On November 7, 2003, CAIFA merged with the Canadian Association of Financial Planners (CAFP) via the passage of a special act through the Federal Parliament of Canada and was formally incorporated as Advocis, The Financial Advisors Association of Canada.

== Advocacy ==

Through member-driven committees, Advocis engages with federal and provincial governments across Canada to pursue both the interests of financial advisors and the general public. In recent years, Advocis has been predominantly focused on issues related to title protection, advocating strongly for greater regulation of who is permitted to use the title of 'Financial Advisor' and 'Financial Planner' in jurisdictions across Canada. To date, such legislation has been passed in Ontario and Saskatchewan.

== Education ==

Advocis provides educational programs for a range of financial designations in Canada, including the Chartered Life Underwriter (CLU), Professional Financial Advisor (PFA) and Certified Health Insurance Specialist (CHS) designations.
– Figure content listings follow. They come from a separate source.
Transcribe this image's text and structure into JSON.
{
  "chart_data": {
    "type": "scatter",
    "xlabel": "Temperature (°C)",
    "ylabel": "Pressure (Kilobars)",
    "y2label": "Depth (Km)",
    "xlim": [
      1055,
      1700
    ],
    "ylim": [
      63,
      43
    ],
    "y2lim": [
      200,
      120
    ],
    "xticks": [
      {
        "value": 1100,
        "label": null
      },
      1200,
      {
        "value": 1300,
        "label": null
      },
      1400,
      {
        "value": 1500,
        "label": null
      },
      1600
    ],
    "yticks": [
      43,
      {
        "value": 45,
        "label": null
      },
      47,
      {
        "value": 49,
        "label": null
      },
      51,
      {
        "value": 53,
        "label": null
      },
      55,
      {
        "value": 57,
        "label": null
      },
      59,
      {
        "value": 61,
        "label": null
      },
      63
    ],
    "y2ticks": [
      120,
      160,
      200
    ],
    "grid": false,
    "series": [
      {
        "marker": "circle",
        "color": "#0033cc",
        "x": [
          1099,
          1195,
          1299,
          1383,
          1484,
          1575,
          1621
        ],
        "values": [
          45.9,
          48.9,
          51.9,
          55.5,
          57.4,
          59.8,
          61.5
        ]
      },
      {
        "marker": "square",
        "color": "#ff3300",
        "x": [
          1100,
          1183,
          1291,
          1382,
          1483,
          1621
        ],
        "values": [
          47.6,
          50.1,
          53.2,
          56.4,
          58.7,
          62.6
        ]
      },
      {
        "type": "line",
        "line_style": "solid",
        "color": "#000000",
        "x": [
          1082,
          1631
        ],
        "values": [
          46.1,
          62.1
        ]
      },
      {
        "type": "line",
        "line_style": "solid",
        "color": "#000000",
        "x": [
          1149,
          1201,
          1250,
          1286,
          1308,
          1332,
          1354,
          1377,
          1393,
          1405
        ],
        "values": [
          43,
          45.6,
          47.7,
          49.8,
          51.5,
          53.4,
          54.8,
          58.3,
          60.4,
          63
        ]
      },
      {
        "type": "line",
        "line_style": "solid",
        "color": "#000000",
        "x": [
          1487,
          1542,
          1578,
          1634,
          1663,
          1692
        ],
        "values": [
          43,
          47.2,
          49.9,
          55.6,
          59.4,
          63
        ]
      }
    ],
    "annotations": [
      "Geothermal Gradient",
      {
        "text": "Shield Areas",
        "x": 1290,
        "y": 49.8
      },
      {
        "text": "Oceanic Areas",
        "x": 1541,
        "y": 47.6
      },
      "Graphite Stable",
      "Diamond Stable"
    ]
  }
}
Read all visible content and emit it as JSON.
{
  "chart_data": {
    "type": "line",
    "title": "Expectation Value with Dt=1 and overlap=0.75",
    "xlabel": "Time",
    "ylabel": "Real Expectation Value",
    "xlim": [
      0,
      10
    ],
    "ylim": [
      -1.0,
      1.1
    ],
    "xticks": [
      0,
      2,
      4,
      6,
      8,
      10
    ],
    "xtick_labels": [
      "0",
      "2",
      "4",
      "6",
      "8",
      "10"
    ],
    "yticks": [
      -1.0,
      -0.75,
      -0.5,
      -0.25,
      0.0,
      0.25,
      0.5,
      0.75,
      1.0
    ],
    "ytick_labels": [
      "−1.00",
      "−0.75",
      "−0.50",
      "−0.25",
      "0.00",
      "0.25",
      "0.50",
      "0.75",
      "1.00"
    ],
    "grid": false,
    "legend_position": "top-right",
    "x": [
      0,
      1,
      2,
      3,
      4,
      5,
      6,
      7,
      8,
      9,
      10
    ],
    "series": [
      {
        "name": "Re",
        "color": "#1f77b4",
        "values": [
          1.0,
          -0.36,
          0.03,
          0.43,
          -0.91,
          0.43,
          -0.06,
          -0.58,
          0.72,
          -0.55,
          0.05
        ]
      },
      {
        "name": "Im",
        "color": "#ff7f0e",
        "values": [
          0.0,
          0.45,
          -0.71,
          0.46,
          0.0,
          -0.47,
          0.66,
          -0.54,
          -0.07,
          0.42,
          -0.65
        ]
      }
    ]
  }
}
Advocis also offers programs for the Life License Qualification Program (LLQP) and a variety of other certificates and courses intended to meet regulatory requirements for financial advisor Continuing Education.

== FORUM Magazine ==
FORUM Magazine is a quarterly magazine published by Advocis which focuses on issues of interest to professional financial advisors. It was originally founded in 1914 by LUAC as The Life Underwriters News.

== Associated organizations ==

=== The Institute for Advanced Financial Education (IAFE) ===
As part of TFAAC prior to its incorporation, IAFE operated as the designation body and business unit of The Financial Advisors Association of Canada (TFAAC). The Institute also serves as the enforcement body for The Institute, and the Advocis Code of Professional Conduct (CPC).

=== Advocis Broker Services (ABS) ===
Advocis Broker Services is a boutique insurance agency focused on financial advisors, and specifically members of Advocis.

=== The Conference for Advanced Life Underwriting (CALU) ===
CALU is a 'sister organization' to Advocis, representing a subsection of approximately 650 Advocis members who are advanced practitioners.

=== GAMA International Canada (GAMA) ===
GAMA International Canada is the Canadian associate of GAMA International, a professional association limited to financial services professionals in managerial positions.